4. My Mother taught me CONSEQUENCES.
"If yu run cross de road an' cyar lick yu dung, a goin' kill yu wid lick."

5. My Mother taught me THE VALUE OF EDUCATION.
"If yu no go a school, yu a go tun tief or walk an' pick up bottle."

6. My Mother taught me MEDICAL SCIENCE.
"If yu tun over yu eye lid an fly pitch pan it, it a go stay so fi evva."

7. My Mother taught me to THINK AHEAD.
"Is not one time monkey goin' wan' wife"

8. My Mother taught me ESP.
"Yu tink a don't know what yu up to nuh?"

9. My Mother taught me HUMOR.
"If yu don' eat food, breeze goin' blow yu 'way."

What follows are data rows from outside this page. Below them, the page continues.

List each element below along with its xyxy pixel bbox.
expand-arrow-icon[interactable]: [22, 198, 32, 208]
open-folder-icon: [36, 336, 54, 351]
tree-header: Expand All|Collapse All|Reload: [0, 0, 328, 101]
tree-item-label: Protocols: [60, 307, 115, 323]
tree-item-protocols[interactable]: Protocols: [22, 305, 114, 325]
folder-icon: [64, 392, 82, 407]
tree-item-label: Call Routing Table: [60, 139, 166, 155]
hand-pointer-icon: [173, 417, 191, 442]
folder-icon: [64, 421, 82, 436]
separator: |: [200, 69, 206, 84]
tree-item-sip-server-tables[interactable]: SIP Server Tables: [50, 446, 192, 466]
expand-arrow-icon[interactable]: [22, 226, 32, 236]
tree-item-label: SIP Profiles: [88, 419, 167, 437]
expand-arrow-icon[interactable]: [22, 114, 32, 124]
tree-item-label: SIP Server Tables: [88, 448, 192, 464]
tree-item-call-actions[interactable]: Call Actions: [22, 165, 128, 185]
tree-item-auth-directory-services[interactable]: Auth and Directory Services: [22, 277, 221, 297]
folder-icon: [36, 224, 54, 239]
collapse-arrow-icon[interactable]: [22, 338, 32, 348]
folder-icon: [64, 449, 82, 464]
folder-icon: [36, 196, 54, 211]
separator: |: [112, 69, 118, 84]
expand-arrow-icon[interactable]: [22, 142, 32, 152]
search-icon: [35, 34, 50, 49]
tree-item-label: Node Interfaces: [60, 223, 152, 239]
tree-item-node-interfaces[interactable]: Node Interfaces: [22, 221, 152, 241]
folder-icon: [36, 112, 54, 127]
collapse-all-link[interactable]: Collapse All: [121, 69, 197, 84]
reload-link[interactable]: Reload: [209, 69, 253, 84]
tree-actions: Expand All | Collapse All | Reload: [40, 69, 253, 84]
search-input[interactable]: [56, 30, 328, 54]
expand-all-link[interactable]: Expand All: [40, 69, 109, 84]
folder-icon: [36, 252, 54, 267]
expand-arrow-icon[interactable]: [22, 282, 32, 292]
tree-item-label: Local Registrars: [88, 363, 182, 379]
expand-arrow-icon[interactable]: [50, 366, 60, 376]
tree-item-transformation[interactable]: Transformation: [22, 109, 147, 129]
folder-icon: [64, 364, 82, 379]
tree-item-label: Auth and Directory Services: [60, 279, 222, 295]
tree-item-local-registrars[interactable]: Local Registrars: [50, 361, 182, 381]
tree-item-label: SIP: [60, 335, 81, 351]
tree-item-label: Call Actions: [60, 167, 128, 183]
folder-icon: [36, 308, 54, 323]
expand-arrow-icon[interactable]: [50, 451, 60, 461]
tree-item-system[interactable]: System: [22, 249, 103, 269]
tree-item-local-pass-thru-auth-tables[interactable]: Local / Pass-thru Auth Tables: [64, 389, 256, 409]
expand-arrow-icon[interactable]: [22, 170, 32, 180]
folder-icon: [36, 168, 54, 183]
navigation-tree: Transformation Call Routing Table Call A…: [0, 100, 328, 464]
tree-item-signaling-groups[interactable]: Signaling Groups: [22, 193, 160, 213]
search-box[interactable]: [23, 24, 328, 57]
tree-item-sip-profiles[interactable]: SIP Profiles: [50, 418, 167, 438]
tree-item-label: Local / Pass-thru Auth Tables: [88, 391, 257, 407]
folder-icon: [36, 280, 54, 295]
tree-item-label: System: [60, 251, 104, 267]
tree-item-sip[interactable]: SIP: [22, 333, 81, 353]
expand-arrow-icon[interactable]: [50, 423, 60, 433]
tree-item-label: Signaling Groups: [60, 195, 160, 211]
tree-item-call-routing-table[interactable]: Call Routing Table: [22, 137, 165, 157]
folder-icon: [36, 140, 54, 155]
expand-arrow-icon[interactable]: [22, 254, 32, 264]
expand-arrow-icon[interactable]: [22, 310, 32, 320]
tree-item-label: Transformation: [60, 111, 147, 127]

10. My Mother taught me how to BECOME AN ADULT.
"Come an' tek yu beatin' like man."

11. My Mother taught me about SEX.
"Yu tink say yu drop from sky?"

12. My Mother taught me about GENETICS.
"Yu jus' like yu faada."

13. My Mother taught me about my ROOTS.
"Yu tink mi come from "Back A Wall?"

14. My Mother taught me about WISDOM OF AGE.
"When yu get to be as ol' as me, yu wi understan'."

15. And my all time favorite... JUSTICE.
"One day wen yu have pickney, a hope dem treat yu same way."